In un bel passaggio Giobbe discusse ora la questione della saggezza. Ciò che mancava sommamente nel modo in cui i suoi amici trattavano con lui era la saggezza per capire. Come introduzione all'affermazione principale della sua argomentazione, descrisse la capacità dell'uomo di impossessarsi delle cose preziose della terra. Si estraggono argento, oro e ferro e la descrizione di come l'uomo lo fa è piena di bellezza. L'uomo apre un pozzo.

Nel bel mezzo della sua operazione viene dimenticato dagli uomini che passano. In un sentiero che nessun uccello conosce si trovano le cose preziose. Le bestie non lo conoscono, ma l'uomo, rovesciando le radici delle montagne, taglia i canali e vede le cose preziose.

Dopo aver così descritto la meravigliosa capacità dell'uomo di fare le cose più difficili, poi chiede: Ma dove si troverà la saggezza?

Il valore della saggezza è al di là del potere del calcolo; né l'uomo può scoprirlo. Le cose preziose che può trovare non hanno valore in confronto a questa cosa preziosa che non può scoprire. Bisogna ammettere che la saggezza è nascosta dalla vita e dalla morte. Questa ammissione prepara la strada alla grande dichiarazione: "Dio comprende". Le prove della verità di ciò si trovano nell'osservazione delle cose impossibili che Dio fa.

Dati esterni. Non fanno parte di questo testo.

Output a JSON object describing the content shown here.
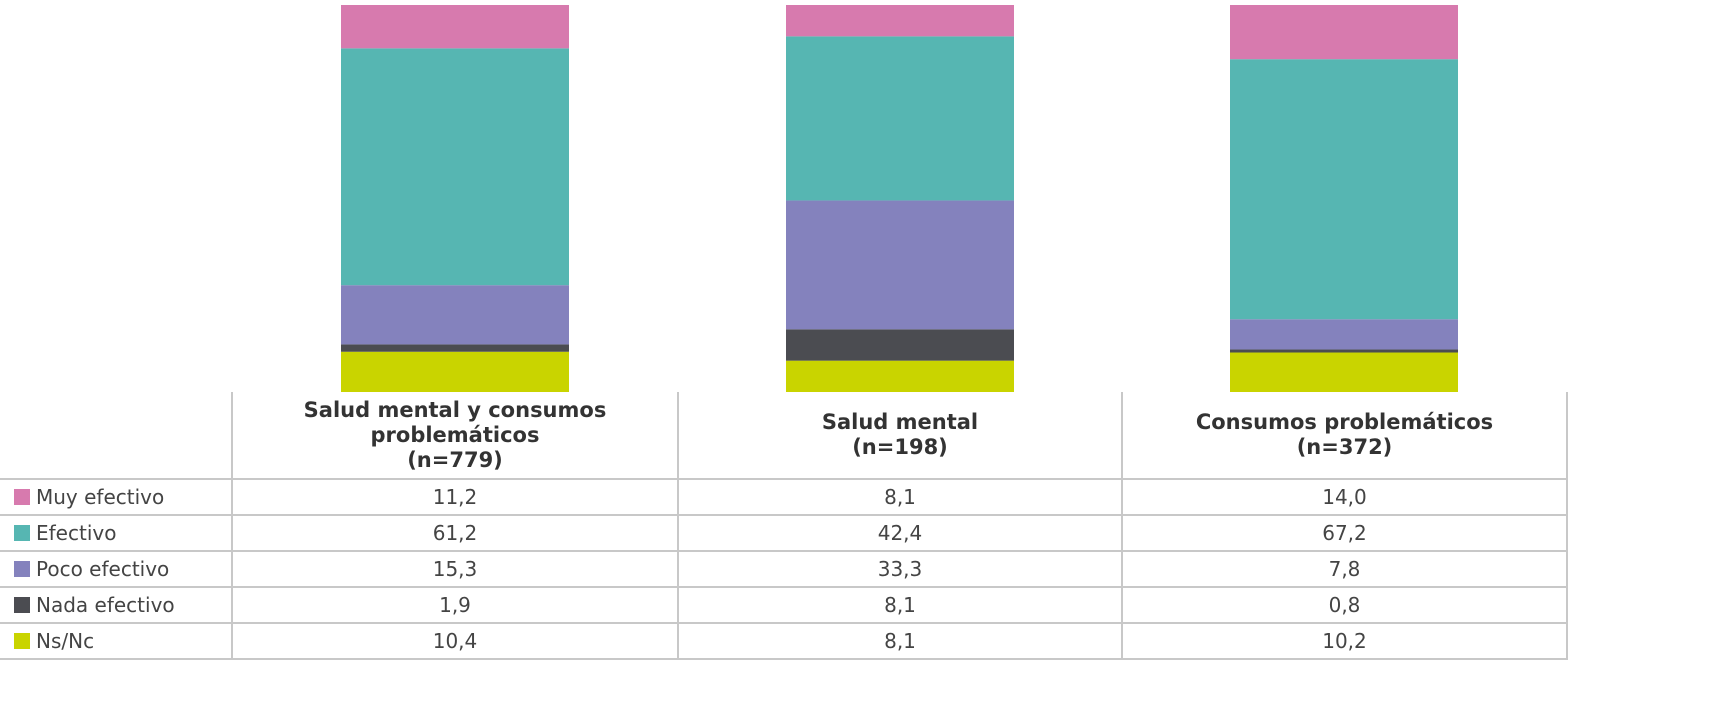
{
  "chart_data": {
    "type": "stacked_bar",
    "categories": [
      "Salud mental y consumos\nproblemáticos\n(n=779)",
      "Salud mental\n(n=198)",
      "Consumos problemáticos\n(n=372)"
    ],
    "series": [
      {
        "name": "Muy efectivo",
        "color": "#d77aae",
        "values": [
          11.2,
          8.1,
          14.0
        ],
        "value_labels": [
          "11,2",
          "8,1",
          "14,0"
        ]
      },
      {
        "name": "Efectivo",
        "color": "#56b6b2",
        "values": [
          61.2,
          42.4,
          67.2
        ],
        "value_labels": [
          "61,2",
          "42,4",
          "67,2"
        ]
      },
      {
        "name": "Poco efectivo",
        "color": "#8482bd",
        "values": [
          15.3,
          33.3,
          7.8
        ],
        "value_labels": [
          "15,3",
          "33,3",
          "7,8"
        ]
      },
      {
        "name": "Nada efectivo",
        "color": "#4b4c51",
        "values": [
          1.9,
          8.1,
          0.8
        ],
        "value_labels": [
          "1,9",
          "8,1",
          "0,8"
        ]
      },
      {
        "name": "Ns/Nc",
        "color": "#c9d400",
        "values": [
          10.4,
          8.1,
          10.2
        ],
        "value_labels": [
          "10,4",
          "8,1",
          "10,2"
        ]
      }
    ]
  }
}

Egli «guarda alle estremità della terra*, fa «un peso per il vento; Misura l'acqua; Fa "un decreto per la pioggia".

Infine, Giobbe annunciò che la saggezza nel caso dell'uomo è "il timore del Signore" e l'allontanamento dal male. È impossibile leggere questo senza essere consapevoli che un'interpretazione compiaciuta di Dio può essere meno riverente di un'onesta espressione di incapacità di spiegare il mistero del Suo governo.